Leonard Cohen
I have fallen in love musically twice in my life. Of course, to tell the truth I've had a lot of affairs - two examples, but I could give many: I go through withdrawal if I don't listen to La Domenica delle Salme for too long, I start to feel strange when I periodically don't get lost in Gianmaria Testa's hot air balloons.
But I've only fallen in love twice (and I feel like I'm already very lucky).
I fell in love with Paolo Conte around the age of 18. One autumn or spring afternoon, I was explaining mathematics to Cecilia and the room was full of light. She was looking for excuses to avoid maths: she turned on the stereo, picked up a cassette and pressed play. A voice jumps out of the speakers, which to me is a thunderbolt. I had never heard anything like it.

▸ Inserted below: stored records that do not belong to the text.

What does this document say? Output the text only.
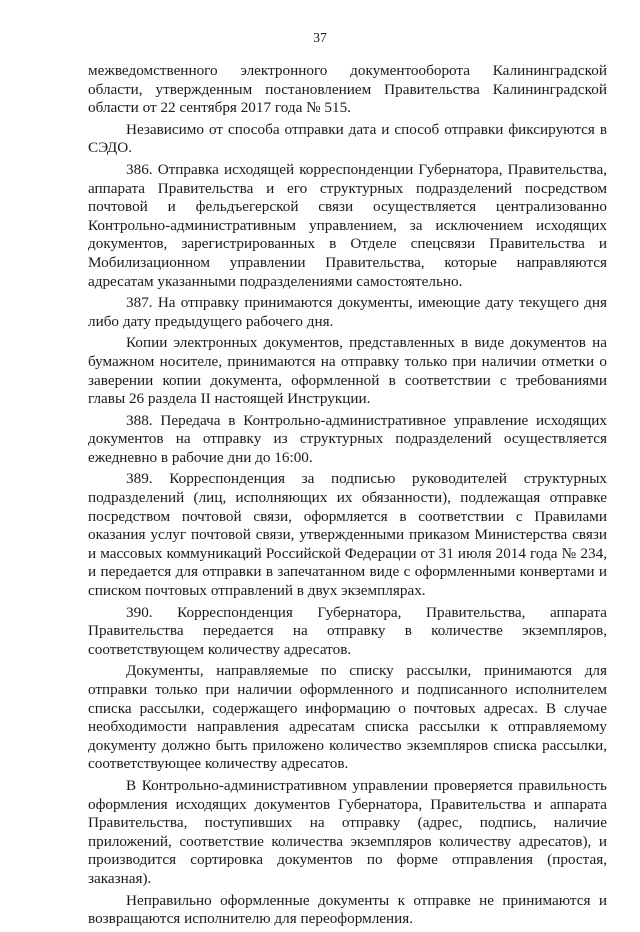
37

межведомственного электронного документооборота Калининградской области, утвержденным постановлением Правительства Калининградской области от 22 сентября 2017 года № 515.

Независимо от способа отправки дата и способ отправки фиксируются в СЭДО.

386. Отправка исходящей корреспонденции Губернатора, Правительства, аппарата Правительства и его структурных подразделений посредством почтовой и фельдъегерской связи осуществляется централизованно Контрольно-административным управлением, за исключением исходящих документов, зарегистрированных в Отделе спецсвязи Правительства и Мобилизационном управлении Правительства, которые направляются адресатам указанными подразделениями самостоятельно.

387. На отправку принимаются документы, имеющие дату текущего дня либо дату предыдущего рабочего дня.

Копии электронных документов, представленных в виде документов на бумажном носителе, принимаются на отправку только при наличии отметки о заверении копии документа, оформленной в соответствии с требованиями главы 26 раздела II настоящей Инструкции.

388. Передача в Контрольно-административное управление исходящих документов на отправку из структурных подразделений осуществляется ежедневно в рабочие дни до 16:00.

389. Корреспонденция за подписью руководителей структурных подразделений (лиц, исполняющих их обязанности), подлежащая отправке посредством почтовой связи, оформляется в соответствии с Правилами оказания услуг почтовой связи, утвержденными приказом Министерства связи и массовых коммуникаций Российской Федерации от 31 июля 2014 года № 234, и передается для отправки в запечатанном виде с оформленными конвертами и списком почтовых отправлений в двух экземплярах.

390. Корреспонденция Губернатора, Правительства, аппарата Правительства передается на отправку в количестве экземпляров, соответствующем количеству адресатов.

Документы, направляемые по списку рассылки, принимаются для отправки только при наличии оформленного и подписанного исполнителем списка рассылки, содержащего информацию о почтовых адресах. В случае необходимости направления адресатам списка рассылки к отправляемому документу должно быть приложено количество экземпляров списка рассылки, соответствующее количеству адресатов.

В Контрольно-административном управлении проверяется правильность оформления исходящих документов Губернатора, Правительства и аппарата Правительства, поступивших на отправку (адрес, подпись, наличие приложений, соответствие количества экземпляров количеству адресатов), и производится сортировка документов по форме отправления (простая, заказная).

Неправильно оформленные документы к отправке не принимаются и возвращаются исполнителю для переоформления.
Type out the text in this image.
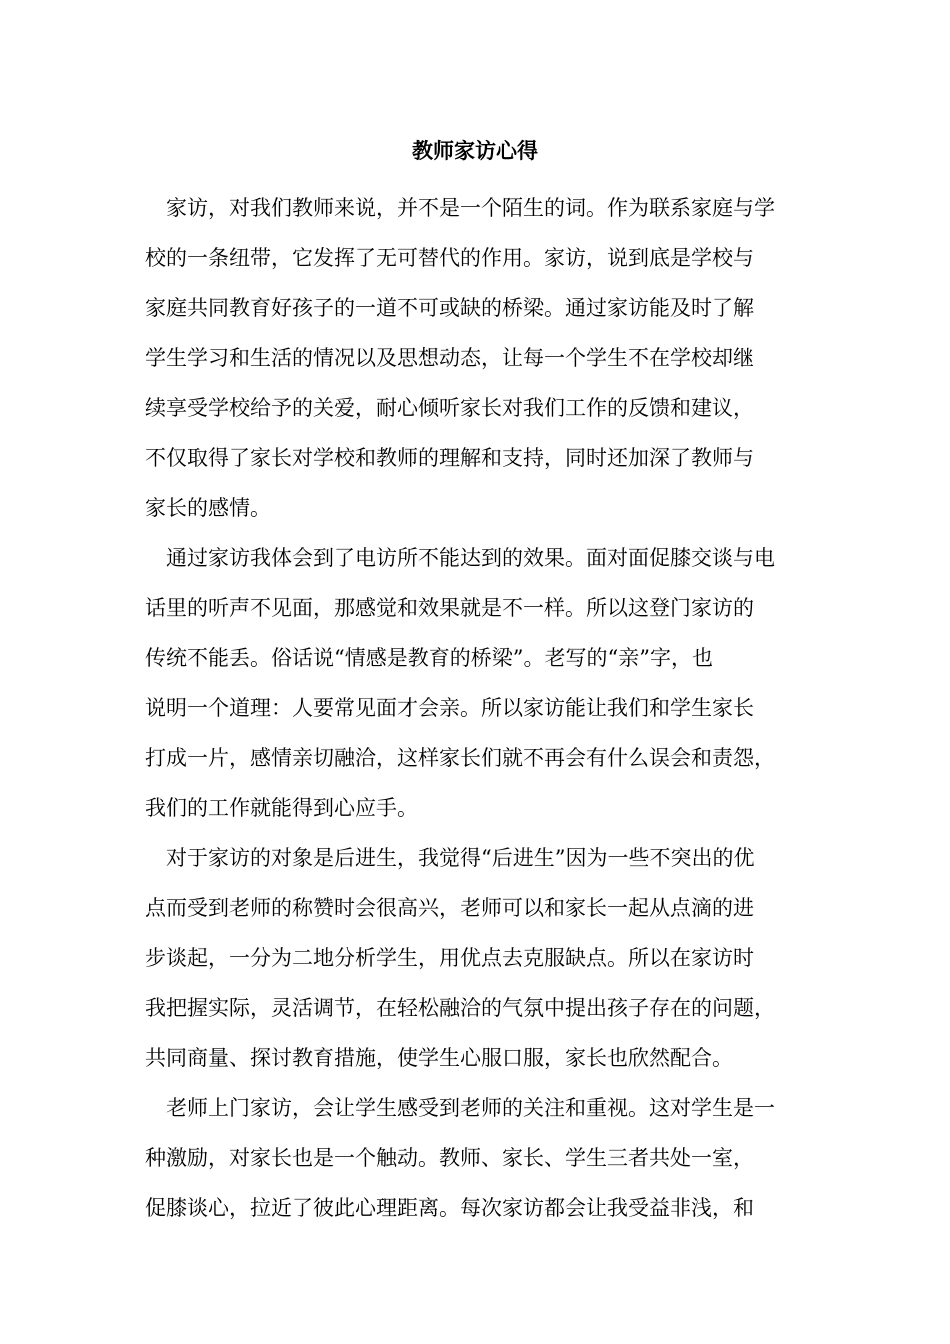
教师家访心得

家访，对我们教师来说，并不是一个陌生的词。作为联系家庭与学
校的一条纽带，它发挥了无可替代的作用。家访，说到底是学校与
家庭共同教育好孩子的一道不可或缺的桥梁。通过家访能及时了解
学生学习和生活的情况以及思想动态，让每一个学生不在学校却继
续享受学校给予的关爱，耐心倾听家长对我们工作的反馈和建议，
不仅取得了家长对学校和教师的理解和支持，同时还加深了教师与
家长的感情。

通过家访我体会到了电访所不能达到的效果。面对面促膝交谈与电
话里的听声不见面，那感觉和效果就是不一样。所以这登门家访的
传统不能丢。俗话说“情感是教育的桥梁”。老写的“亲”字，也
说明一个道理：人要常见面才会亲。所以家访能让我们和学生家长
打成一片，感情亲切融洽，这样家长们就不再会有什么误会和责怨，
我们的工作就能得到心应手。

对于家访的对象是后进生，我觉得“后进生”因为一些不突出的优
点而受到老师的称赞时会很高兴，老师可以和家长一起从点滴的进
步谈起，一分为二地分析学生，用优点去克服缺点。所以在家访时
我把握实际，灵活调节，在轻松融洽的气氛中提出孩子存在的问题，
共同商量、探讨教育措施，使学生心服口服，家长也欣然配合。

老师上门家访，会让学生感受到老师的关注和重视。这对学生是一
种激励，对家长也是一个触动。教师、家长、学生三者共处一室，
促膝谈心，拉近了彼此心理距离。每次家访都会让我受益非浅，和
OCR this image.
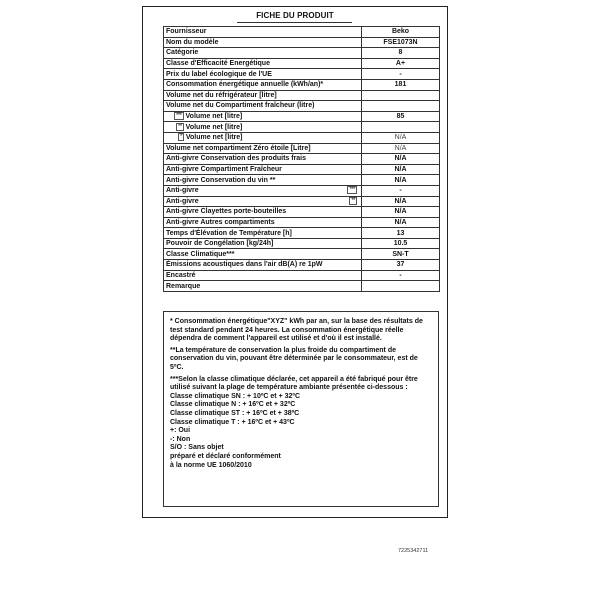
FICHE DU PRODUIT
Fournisseur	Beko
Nom du modèle	FSE1073N
Catégorie	8
Classe d'Efficacité Energétique	A+
Prix du label écologique de l'UE	-
Consommation énergétique annuelle (kWh/an)*	181
Volume net du réfrigérateur [litre]	
Volume net du Compartiment fraîcheur (litre)	
*** Volume net [litre]	85
** Volume net [litre]	
* Volume net [litre]	N/A
Volume net compartiment Zéro étoile [Litre]	N/A
Anti-givre Conservation des produits frais	N/A
Anti-givre Compartiment Fraîcheur	N/A
Anti-givre Conservation du vin **	N/A
Anti-givre ***	-
Anti-givre **	N/A
Anti-givre Clayettes porte-bouteilles	N/A
Anti-givre Autres compartiments	N/A
Temps d'Élévation de Température [h]	13
Pouvoir de Congélation [kg/24h]	10.5
Classe Climatique***	SN-T
Émissions acoustiques dans l'air dB(A) re 1pW	37
Encastré	-
Remarque	
* Consommation énergétique"XYZ" kWh par an, sur la base des résultats de test standard pendant 24 heures. La consommation énergétique réelle dépendra de comment l'appareil est utilisé et d'où il est installé.
**La température de conservation la plus froide du compartiment de conservation du vin, pouvant être déterminée par le consommateur, est de 5ºC.
***Selon la classe climatique déclarée, cet appareil a été fabriqué pour être utilisé suivant la plage de température ambiante présentée ci-dessous :
Classe climatique SN : + 10ºC et + 32ºC
Classe climatique N : + 16ºC et + 32ºC
Classe climatique ST : + 16ºC et + 38ºC
Classe climatique T : + 16ºC et + 43ºC
+: Oui
-: Non
S/O : Sans objet
préparé et déclaré conformément
à la norme UE 1060/2010
7225342711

Gelato al limon is the first Paolo Conte song I have heard.
Much later, I crossed paths with Leonard Cohen.
There is a crack, a crack in everything a That's how the light gets in.
The first time I listened to Anthem, inside me, thousands of shutters opened wide on thousands of lighted windows, with all the noise they make when they slam in the wind and the curtains flutter; hundreds of shutters began to rise and I never stopped listening to Cohen.
It remains my totemic music, the one to return to when nothing else works.
Cohen on stage was an experience: take Tower of song from Live in Dublin and Live in London and see what he does. How cleverly he plays with the audience, how he teases and how carefully he delivers the song, through an irony that has always smacked of wisdom to me.
And when he knelt on stage. He knelt for the music, for the song: full of dignity, he knelt in honour of everything.